Cora swallowed bravely and looked him straight in the eye. "Mr. Sparrow," she said. "I don't believe that our continued acquaintance can be worthwhile for either of us."

Jedwin folded his arms in front of him and gazed at her thoughtfully. She was, he decided, without doubt the most exciting, enticing woman he had ever seen. He wondered briefly about Luther Briggs's sanity. If Jedwin had a wife like Cora Briggs, there would be nothing she could do to make him want to leave her.

An almost physical catch jerked in his chest. He stood looking at the woman he'd dreamed about for so long. She was only a few feet away from him. And she needed him, he was sure. Jedwin decided, right there, that he'd sow his wild oats with Cora, or he'd not sow them at all.

"On the contrary, Mrs. Briggs," he said, his tone firm and decisive. "I believe our continued acquaintance could be worthwhile for both of us."

"No," she assured him, shaking her head and nervously studying her hands. "It can't. I know that yesterday I... please try to forget yesterday, Mr. Sparrow. I was not myself."

Jedwin raised a curious eyebrow and smiled. "Who were you? Can we get her back?''

Cora looked up shocked, until she saw his playful grin.

Jedwin took a step toward her and leaned an elbow against the wall. He was not touching her in any way, but he was very near.

"Please, Mr. Sparrow—" she began.

"I understand, Mrs. Briggs," he told her quietly, coaxingly. "I forgot the rules, didn'j. I?"

"Rules?"

His smile died and he let his gaze drift over her face. The smoothness of her forehead, the curve of her brows, the sweet, ordinary brown eyes and the flushed cheeks that narrowed to the fine, feminine oval of her jaw; he explored it all slowly, leisurely. When his eyes focused on her lips, they parted and she heard his involuntary indrawn breath.

"Wild oats is not what we agreed upon, was it, Mrs. Briggs?" he whispered. "We agreed upon romance."

"No," Cora insisted nervously. "We agreed upon nothing."

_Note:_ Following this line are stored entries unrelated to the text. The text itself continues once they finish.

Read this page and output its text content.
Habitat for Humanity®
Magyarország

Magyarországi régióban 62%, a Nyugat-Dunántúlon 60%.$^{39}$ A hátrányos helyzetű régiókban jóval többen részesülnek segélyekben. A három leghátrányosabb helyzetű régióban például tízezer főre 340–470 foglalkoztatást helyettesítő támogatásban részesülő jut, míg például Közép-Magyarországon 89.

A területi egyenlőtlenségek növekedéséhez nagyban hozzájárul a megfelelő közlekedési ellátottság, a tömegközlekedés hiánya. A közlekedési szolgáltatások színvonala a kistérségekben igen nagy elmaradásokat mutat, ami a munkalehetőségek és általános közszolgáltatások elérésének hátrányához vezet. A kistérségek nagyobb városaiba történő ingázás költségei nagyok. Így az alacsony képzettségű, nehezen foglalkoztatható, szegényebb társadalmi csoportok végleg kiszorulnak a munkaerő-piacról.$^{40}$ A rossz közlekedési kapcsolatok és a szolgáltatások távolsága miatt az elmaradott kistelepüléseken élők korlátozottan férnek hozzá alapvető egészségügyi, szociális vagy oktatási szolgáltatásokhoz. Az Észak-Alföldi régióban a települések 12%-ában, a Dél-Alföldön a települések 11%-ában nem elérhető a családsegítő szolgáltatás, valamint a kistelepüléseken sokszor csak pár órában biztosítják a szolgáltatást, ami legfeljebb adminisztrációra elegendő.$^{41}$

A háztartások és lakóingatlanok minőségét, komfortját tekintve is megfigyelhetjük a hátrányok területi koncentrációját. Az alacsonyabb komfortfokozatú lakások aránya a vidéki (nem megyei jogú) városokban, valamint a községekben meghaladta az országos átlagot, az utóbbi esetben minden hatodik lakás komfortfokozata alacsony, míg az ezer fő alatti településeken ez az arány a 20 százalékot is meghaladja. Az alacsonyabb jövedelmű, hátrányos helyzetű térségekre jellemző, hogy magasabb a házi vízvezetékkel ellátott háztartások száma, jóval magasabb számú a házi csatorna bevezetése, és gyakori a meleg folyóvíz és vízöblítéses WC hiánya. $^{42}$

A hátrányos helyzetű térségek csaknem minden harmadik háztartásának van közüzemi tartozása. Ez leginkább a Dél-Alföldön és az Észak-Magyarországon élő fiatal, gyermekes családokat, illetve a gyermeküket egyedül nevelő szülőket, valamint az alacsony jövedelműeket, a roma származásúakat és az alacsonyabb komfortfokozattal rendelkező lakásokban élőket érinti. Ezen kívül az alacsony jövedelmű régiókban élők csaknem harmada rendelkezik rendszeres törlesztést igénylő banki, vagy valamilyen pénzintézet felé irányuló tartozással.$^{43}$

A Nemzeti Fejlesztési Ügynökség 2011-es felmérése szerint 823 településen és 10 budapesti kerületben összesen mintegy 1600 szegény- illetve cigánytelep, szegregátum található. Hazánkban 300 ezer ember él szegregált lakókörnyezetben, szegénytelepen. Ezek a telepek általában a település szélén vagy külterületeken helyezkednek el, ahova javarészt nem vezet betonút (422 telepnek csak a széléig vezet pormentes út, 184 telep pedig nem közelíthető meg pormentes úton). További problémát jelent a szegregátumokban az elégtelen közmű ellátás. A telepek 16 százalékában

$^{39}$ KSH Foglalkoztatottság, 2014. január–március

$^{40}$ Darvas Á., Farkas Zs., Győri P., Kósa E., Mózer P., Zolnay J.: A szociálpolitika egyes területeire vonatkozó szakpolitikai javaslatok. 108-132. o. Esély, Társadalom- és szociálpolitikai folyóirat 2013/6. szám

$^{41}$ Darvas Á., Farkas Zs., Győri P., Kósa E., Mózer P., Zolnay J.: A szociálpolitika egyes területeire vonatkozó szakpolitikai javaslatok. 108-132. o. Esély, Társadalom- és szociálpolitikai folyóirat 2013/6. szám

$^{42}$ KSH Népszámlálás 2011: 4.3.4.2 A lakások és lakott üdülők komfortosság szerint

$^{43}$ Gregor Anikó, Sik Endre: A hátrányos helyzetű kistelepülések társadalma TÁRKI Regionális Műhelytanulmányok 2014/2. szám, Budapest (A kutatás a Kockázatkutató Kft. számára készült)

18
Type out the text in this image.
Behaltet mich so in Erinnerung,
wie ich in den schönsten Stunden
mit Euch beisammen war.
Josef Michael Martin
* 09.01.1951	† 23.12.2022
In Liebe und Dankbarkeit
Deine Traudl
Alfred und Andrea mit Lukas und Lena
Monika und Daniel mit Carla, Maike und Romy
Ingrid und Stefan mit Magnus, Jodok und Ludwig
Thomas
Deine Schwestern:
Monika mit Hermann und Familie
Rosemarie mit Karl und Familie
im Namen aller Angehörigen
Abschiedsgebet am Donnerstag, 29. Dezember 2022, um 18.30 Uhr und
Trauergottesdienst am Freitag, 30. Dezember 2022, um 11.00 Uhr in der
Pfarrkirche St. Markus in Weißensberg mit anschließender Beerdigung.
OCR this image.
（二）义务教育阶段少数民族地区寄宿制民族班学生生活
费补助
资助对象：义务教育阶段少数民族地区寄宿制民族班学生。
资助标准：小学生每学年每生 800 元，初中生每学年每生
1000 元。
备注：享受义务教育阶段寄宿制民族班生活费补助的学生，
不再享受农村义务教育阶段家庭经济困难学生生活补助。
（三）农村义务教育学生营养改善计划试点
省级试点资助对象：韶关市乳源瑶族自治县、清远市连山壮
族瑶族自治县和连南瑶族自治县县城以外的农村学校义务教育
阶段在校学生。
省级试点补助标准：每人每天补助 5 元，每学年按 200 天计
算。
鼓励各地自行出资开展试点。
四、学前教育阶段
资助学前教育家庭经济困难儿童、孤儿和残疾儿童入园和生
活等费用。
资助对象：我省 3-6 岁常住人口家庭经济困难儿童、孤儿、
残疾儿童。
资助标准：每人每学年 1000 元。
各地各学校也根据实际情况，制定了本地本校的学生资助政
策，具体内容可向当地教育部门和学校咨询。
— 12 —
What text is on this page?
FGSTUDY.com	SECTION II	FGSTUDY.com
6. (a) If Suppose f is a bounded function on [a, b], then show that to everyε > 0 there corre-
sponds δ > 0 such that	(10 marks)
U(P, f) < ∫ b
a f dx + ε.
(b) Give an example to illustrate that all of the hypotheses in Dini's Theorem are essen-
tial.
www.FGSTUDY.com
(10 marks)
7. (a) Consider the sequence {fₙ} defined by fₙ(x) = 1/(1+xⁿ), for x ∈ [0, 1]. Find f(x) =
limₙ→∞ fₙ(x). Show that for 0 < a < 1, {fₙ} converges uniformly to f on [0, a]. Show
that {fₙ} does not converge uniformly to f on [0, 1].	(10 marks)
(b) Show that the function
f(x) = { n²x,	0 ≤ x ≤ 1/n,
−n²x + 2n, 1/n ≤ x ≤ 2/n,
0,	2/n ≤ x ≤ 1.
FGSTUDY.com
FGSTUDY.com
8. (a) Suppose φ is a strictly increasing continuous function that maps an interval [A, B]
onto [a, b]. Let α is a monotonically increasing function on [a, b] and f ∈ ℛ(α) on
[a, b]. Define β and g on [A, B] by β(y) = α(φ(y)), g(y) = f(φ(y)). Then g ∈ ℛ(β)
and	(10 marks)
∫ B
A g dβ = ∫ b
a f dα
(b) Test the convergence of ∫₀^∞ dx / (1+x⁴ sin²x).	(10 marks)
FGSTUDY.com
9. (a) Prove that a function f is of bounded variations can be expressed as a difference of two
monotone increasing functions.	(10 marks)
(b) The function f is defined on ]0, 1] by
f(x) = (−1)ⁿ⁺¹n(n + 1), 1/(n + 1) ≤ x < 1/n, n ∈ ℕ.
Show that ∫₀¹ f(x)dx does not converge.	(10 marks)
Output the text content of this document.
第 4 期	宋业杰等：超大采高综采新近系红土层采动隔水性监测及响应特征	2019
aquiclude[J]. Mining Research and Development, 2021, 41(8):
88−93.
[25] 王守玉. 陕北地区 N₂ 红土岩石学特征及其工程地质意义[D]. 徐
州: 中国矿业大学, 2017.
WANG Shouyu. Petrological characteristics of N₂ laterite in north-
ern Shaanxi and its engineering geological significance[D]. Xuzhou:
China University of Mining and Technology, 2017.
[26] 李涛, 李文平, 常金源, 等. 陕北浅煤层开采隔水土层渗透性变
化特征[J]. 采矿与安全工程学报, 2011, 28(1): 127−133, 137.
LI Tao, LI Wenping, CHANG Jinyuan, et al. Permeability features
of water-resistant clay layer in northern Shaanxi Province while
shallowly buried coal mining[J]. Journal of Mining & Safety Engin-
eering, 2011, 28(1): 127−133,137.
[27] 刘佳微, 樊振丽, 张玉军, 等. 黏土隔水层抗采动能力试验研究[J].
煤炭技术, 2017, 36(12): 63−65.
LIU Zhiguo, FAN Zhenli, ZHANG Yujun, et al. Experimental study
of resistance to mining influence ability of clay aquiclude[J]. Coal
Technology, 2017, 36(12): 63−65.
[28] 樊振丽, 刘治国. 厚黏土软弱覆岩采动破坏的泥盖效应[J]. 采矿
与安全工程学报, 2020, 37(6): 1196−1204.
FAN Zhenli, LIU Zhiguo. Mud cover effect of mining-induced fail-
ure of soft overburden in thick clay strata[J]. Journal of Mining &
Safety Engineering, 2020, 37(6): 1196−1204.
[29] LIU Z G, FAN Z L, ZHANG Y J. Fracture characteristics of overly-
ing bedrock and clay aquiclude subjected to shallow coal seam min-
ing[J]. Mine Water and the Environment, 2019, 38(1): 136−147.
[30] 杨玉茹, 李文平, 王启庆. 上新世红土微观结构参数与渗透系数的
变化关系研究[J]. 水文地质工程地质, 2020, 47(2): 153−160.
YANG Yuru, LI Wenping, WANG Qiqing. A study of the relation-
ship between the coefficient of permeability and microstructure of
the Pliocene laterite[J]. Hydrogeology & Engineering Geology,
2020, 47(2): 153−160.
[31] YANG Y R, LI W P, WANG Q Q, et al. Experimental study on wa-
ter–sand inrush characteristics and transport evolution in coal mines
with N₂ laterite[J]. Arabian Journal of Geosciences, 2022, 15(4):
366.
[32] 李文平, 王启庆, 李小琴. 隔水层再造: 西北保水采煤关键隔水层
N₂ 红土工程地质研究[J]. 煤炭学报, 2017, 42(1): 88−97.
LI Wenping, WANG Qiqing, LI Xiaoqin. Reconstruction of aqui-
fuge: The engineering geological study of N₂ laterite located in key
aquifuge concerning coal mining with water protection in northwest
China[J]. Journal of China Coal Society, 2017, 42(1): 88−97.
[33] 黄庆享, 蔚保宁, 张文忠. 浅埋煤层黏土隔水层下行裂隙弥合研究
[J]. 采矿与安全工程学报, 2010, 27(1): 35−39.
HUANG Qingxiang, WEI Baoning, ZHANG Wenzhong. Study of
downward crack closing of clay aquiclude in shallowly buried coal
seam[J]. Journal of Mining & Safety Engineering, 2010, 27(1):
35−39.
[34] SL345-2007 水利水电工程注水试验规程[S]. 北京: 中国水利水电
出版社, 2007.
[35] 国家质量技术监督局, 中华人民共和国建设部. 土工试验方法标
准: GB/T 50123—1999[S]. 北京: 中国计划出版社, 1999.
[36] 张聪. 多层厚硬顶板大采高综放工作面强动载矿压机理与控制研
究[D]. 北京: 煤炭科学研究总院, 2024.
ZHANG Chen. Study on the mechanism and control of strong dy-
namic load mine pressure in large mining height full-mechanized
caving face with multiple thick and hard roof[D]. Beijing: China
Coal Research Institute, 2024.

"Have you so quickly forgotten?" he asked. "You granted the honor of allowing me to try to win you."

"Mr. Sparrow, I—"

“Mrs. Briggs, I admit to being inexperienced, but I think I understand what you want. I am not giving up."

"What do you mean?"

"I intend to give you what you want," he said.

"Mr. Sparrow," Cora replied with the tone of a prickly schoolmarm. "You can't possibly know what I want."

"Of course I do, Mrs. Briggs, you told me yesterday," he said. "You want flowers and poetry; sweet, quiet moments and longing looks."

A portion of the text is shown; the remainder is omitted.